Every 3-minutes in this country, a woman is diagnosed with breast cancer. Did you know that thousands of those women are under the age of 40?
Stephanie Warren Pendray, a mom (of twins!) who lives in Darien, was first diagnosed with breast cancer at the age of 26. Yes, TWENTY-SIX. She had no family history, and didn’t test positive for the BRCA gene mutation commonly associated with breast cancer diagnoses. I’m not telling you her story to scare you, I’m sharing it to inspire you, and bring awareness. Stephanie underwent treatment at 26, and was diagnosed with cancer yet again, 10-years later. For years after that, she and her husband tried to start a family. They experienced miscarriages, heartbreak, and tears. But today, she is cancer-free, and a mom to beautiful twins, Brooke and Robert.
Jamie Pleva-Nickerson is also a Fairfield County mom, living in Danbury with her husband and their twin girls. Jamie was diagnosed with cancer at the age of 29, shortly before her sister passed away from breast cancer at the age of 41. Here is some advice Stephanie and Jamie have for other young women, whether you’ve dealt with breast cancer in your family or not.
Know your body:
When you think something is wrong, be proactive. Every time Stephanie was diagnosed, SHE was the one who found the lump in her breast. Fortunately her doctor took her concerns seriously, but I know many young women who had to go to numerous doctors before finally receiving a cancer diagnosis, because their doctors dismissed their initial concerns. “You’re too young for breast cancer,” is something many women have heard at one point. Jamie is convinced her sister would be alive today if doctors had taken her initial concerns seriously.
It can happen to anyone:
In Stephanie’s words, “Cancer doesn’t discriminate.” It has no age limit (or minimum). While celebrities like Angelina Jolie and Christina Applegate have made people more aware of breast cancer and the BRCA gene, there are still far too many women who don’t know they are at risk.

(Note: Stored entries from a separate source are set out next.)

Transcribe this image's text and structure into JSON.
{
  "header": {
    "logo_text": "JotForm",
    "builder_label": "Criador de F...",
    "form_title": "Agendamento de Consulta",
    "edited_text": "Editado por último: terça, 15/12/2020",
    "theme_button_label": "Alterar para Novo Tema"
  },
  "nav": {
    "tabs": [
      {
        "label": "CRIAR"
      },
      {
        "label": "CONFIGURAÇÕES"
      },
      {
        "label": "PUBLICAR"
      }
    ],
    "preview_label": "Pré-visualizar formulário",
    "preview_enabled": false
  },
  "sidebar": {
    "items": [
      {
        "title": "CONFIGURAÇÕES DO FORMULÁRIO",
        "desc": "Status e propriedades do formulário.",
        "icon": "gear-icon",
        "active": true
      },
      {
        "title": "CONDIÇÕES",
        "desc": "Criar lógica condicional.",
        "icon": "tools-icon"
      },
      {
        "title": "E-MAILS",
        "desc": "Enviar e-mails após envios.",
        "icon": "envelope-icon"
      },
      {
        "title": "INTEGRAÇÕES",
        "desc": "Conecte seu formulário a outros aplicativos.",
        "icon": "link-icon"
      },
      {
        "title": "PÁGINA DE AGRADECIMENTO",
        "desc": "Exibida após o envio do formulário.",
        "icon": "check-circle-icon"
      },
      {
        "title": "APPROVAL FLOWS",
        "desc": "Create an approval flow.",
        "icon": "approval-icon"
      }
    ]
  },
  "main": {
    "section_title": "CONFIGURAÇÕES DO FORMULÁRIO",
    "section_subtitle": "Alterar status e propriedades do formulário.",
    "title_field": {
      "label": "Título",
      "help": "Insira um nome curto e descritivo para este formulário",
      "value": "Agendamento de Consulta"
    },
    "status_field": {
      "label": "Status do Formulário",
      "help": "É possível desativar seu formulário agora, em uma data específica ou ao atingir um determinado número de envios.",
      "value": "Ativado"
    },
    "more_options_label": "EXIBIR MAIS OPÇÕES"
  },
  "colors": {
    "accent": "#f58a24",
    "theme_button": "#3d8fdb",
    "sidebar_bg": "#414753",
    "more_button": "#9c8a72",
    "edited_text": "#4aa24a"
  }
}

And here’s a scary statistic, for all of us mamas: Breast cancer is the most common cancer in pregnant and postpartum women. It occurs in about 1 in 3,000 pregnant and lactating women!* And to make matters worse, it’s sometimes hard to detect a lump because of the natural tenderness and engorgement of the breasts of pregnant and lactating women. So, be aware of any changes in their look or feel, and have a breast exam as part of routine doctor’s visits if you are pregnant or lactating. (*Statistics from www.youngsurvival.org).
You CAN have a family:
Since day 1 of her cancer diagnosis, Stephanie says she always wanted a family. It was a long journey, but she and her husband now have 2-beautiful babies, via a surrogate.
Jamie has beautiful twin girls, conceived via IVF, thanks to the fact that she also froze her eggs before treatment. (Advice she received from another cancer survivor, after whom she named one of her twins!).
As Stephanie says, families come in all different shapes and sizes, and no matter how you conceive a child, or if you adopt a child, it is still the greatest joy!
Reach out for support:
Both Stephanie and Jamie are actively involved in the Young Survival Coalition, a non-profit organization dedicated to supporting young women with breast cancer. It was through this organization they were able to find other young women battling breast cancer, and talk openly about fertility struggles. The YSC is holding their annual fundraiser on May 8th in NYC, where Stephanie will be honored this year.
It promises to be an amazing night out, and you will be guaranteed to meet women and moms who will inspire you! You can also log onto the YSC’s website for more info.
I am passionate about breast cancer awareness because my mother is a breast cancer survivor as well. (And she is doing amazing. My hero!) But sadly, in the roughly 3-minutes it took to read this blog, yet another woman has been told that she has breast cancer. Hopefully through research, and organizations like the YSC, we can put an end to this vicious cycle.
Has your family been affected by breast cancer? Are you proactive about checking yourself?